When they rest on their beds, each of them lies alone
and girdled, in habit and tunic in winter and summer.

[Walter Daniel, Life of Aelred.] (37)

A cure for insomnia
Look at your coarse woollen blanket and bedcovers and compare your bed to the grave, just as if you were entering it for burial … If you can sleep, all is well; if you cannot, experience has proved that if you say the Athanasian Creed seven times or the Seven Penitential Psalms, you will fall asleep.
[Stephen of Sawley, ch. 20 ‘Meditation when you go to bed’ p. 112]
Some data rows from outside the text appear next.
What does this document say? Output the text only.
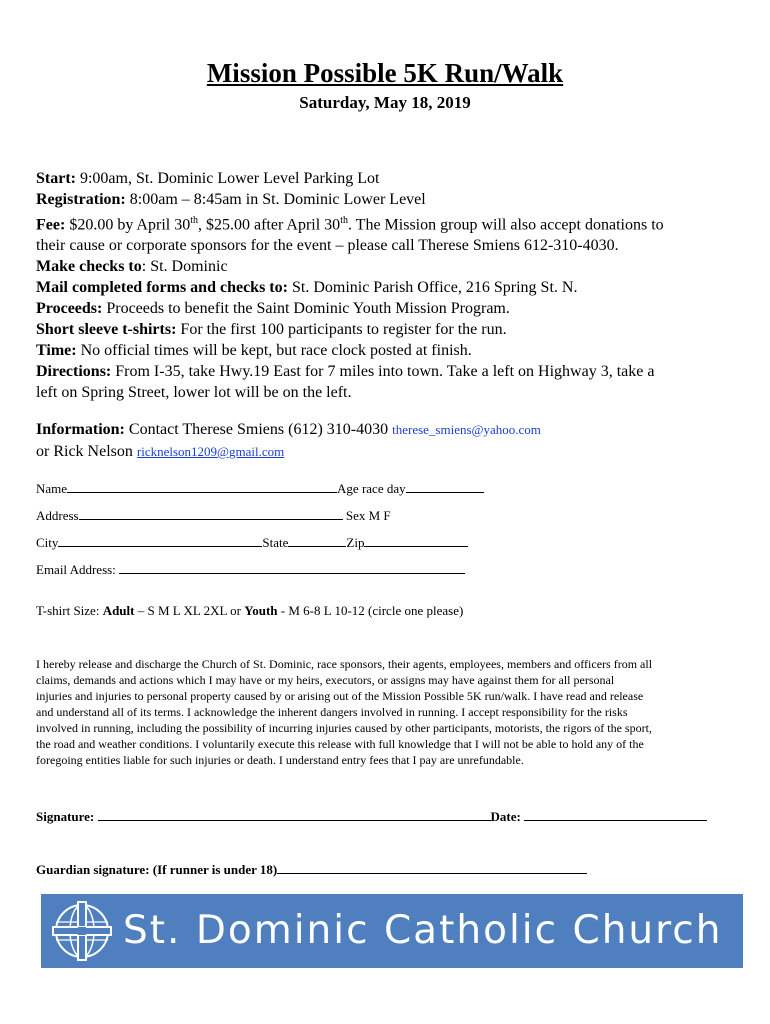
Mission Possible 5K Run/Walk
Saturday, May 18, 2019

Start: 9:00am, St. Dominic Lower Level Parking Lot

Registration: 8:00am – 8:45am in St. Dominic Lower Level

Fee: $20.00 by April 30th, $25.00 after April 30th. The Mission group will also accept donations to

their cause or corporate sponsors for the event – please call Therese Smiens 612-310-4030.

Make checks to: St. Dominic

Mail completed forms and checks to: St. Dominic Parish Office, 216 Spring St. N.

Proceeds: Proceeds to benefit the Saint Dominic Youth Mission Program.

Short sleeve t-shirts: For the first 100 participants to register for the run.

Time: No official times will be kept, but race clock posted at finish.

Directions: From I-35, take Hwy.19 East for 7 miles into town. Take a left on Highway 3, take a

left on Spring Street, lower lot will be on the left.

Information: Contact Therese Smiens (612) 310-4030 therese_smiens@yahoo.com

or Rick Nelson ricknelson1209@gmail.com

Name	Age race day
Address	Sex M F
City	State	Zip
Email Address:
T-shirt Size: Adult – S M L XL 2XL or Youth - M 6-8 L 10-12 (circle one please)

I hereby release and discharge the Church of St. Dominic, race sponsors, their agents, employees, members and officers from all

claims, demands and actions which I may have or my heirs, executors, or assigns may have against them for all personal

injuries and injuries to personal property caused by or arising out of the Mission Possible 5K run/walk. I have read and release

and understand all of its terms. I acknowledge the inherent dangers involved in running. I accept responsibility for the risks

involved in running, including the possibility of incurring injuries caused by other participants, motorists, the rigors of the sport,

the road and weather conditions. I voluntarily execute this release with full knowledge that I will not be able to hold any of the

foregoing entities liable for such injuries or death. I understand entry fees that I pay are unrefundable.

Signature:	Date:
Guardian signature: (If runner is under 18)
St. Dominic Catholic Church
In accordance with chapter 22 of the Rule of St Benedict the monks slept fully clothed ‘as if to prepare for the Lord’. This was for reasons of modesty and to prevent vice, but also meant that when the bell for night Vigils sounded the monks did not have to waste time dressing and could simply climb out of bed to make their way to the choir stalls in the church. The monks lay on mattresses filled with straw, which were arranged around the room; there would have been a closet of sorts in the centre for their clothing. Bedclothes were to be either black or white and pillows of a moderate size. At first all the monks slept in the dormitory, but the abbot later moved to his own lodgings. The sacrist too may have occupied a separate chamber so that he could rise before the others to sound the bell for Vigils and keep an eye on the goings on in the church. In the fourteenth century, the General Chapter conceded that priors and sub-priors might have greater privacy and construct cells within the dormitory, i.e. rooms furnished with a lock. It is likely that partitions or screens were also added for the other monks at this time, to provide some seclusion and greater comfort.